Major features of the simulated airflow were 1) a cloud-producing flow that rose from the downstream boundary layer and spread out in a fan-shaped pattern, forming the familiar book-shaped cloud signature of the mature cyclone, and 2) an upper-level dry airstream that advanced on the system from the west (upstream), producing the dry slot commonly seen in satellite imagery over and ahead of the surface occlusion. Air in the dry slot amended rapidly over the occluded front but remained cloud-free because of earlier upstream subsidence and drying. The seclusion of warm air at middle levels was a consequence of a tongue of warm, but not tropical, air being pinched off by colder air from both the front and rear of the system.
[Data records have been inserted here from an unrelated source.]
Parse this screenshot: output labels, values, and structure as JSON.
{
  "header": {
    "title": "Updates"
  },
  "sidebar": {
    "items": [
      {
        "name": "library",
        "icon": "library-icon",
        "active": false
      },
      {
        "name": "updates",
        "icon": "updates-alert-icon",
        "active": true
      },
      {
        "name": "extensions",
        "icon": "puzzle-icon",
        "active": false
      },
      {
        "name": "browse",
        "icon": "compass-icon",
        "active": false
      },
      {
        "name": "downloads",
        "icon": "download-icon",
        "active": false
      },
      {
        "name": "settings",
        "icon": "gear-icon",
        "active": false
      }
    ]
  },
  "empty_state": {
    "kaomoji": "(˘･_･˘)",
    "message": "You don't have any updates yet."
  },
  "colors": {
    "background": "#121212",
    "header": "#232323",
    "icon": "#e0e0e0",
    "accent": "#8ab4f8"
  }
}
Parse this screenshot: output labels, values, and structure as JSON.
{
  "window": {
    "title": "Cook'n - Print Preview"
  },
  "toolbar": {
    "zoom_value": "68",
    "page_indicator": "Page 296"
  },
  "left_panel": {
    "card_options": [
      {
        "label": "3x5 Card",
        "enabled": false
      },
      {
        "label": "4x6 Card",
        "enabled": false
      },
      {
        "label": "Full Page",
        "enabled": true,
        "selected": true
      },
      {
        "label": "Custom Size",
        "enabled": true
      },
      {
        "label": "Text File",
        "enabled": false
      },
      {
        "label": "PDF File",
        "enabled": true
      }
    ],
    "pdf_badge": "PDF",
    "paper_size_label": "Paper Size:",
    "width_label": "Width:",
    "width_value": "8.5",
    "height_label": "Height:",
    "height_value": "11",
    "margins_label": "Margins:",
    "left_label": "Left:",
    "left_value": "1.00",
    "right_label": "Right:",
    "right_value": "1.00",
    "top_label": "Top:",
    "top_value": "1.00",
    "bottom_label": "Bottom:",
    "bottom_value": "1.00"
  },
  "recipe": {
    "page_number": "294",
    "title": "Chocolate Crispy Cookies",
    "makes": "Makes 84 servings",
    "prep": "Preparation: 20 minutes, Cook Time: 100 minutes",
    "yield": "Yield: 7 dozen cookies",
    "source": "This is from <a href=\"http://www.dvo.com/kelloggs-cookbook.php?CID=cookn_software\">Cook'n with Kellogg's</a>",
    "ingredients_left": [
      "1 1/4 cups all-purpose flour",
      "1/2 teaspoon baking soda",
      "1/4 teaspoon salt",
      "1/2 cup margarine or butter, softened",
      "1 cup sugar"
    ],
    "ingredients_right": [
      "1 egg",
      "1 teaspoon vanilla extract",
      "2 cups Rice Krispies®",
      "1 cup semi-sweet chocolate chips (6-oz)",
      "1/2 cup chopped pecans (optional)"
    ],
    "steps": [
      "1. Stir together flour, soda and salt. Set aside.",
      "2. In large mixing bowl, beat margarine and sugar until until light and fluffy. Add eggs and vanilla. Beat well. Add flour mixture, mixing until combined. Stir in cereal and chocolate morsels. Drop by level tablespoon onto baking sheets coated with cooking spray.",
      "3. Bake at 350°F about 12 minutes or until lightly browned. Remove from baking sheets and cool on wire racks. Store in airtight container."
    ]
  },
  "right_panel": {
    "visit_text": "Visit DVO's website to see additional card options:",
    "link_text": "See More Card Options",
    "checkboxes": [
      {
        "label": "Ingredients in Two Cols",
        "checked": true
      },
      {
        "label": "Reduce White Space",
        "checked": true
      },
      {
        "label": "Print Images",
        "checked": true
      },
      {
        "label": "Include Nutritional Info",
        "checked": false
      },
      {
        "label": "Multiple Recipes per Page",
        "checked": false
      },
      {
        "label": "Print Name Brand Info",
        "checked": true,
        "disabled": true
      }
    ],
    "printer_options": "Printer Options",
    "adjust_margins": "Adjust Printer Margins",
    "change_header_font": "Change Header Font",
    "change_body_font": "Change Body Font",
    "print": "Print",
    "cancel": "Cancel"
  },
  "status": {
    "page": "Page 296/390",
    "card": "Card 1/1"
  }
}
Detailed feature of the simulated storm that differed from the classical occlusion model were 1) the sharpness of the thermal gradient along the inner part of the occluded front, 2) the presence of a secluded pocket of warm air near the tail end of the occluded front, 3) the formation of the occluded front by frontogenesis in the baroclinic air mass ahead of the low rather than by a joining of the initial warm and cold fronts, 4) the trans-formation of the low-level occluded front to a warm front aloft without the existence of an intervening cold front, and 5) the lack of mid- and upper-level cloud above the occluded-warm front along much of its length. The fundamental occlusion process described in the Norwegian model, however, was verified. Warm air of widely ranging temperature was squeezed aloft by the sinking and spreading of colder air that encircled the low center.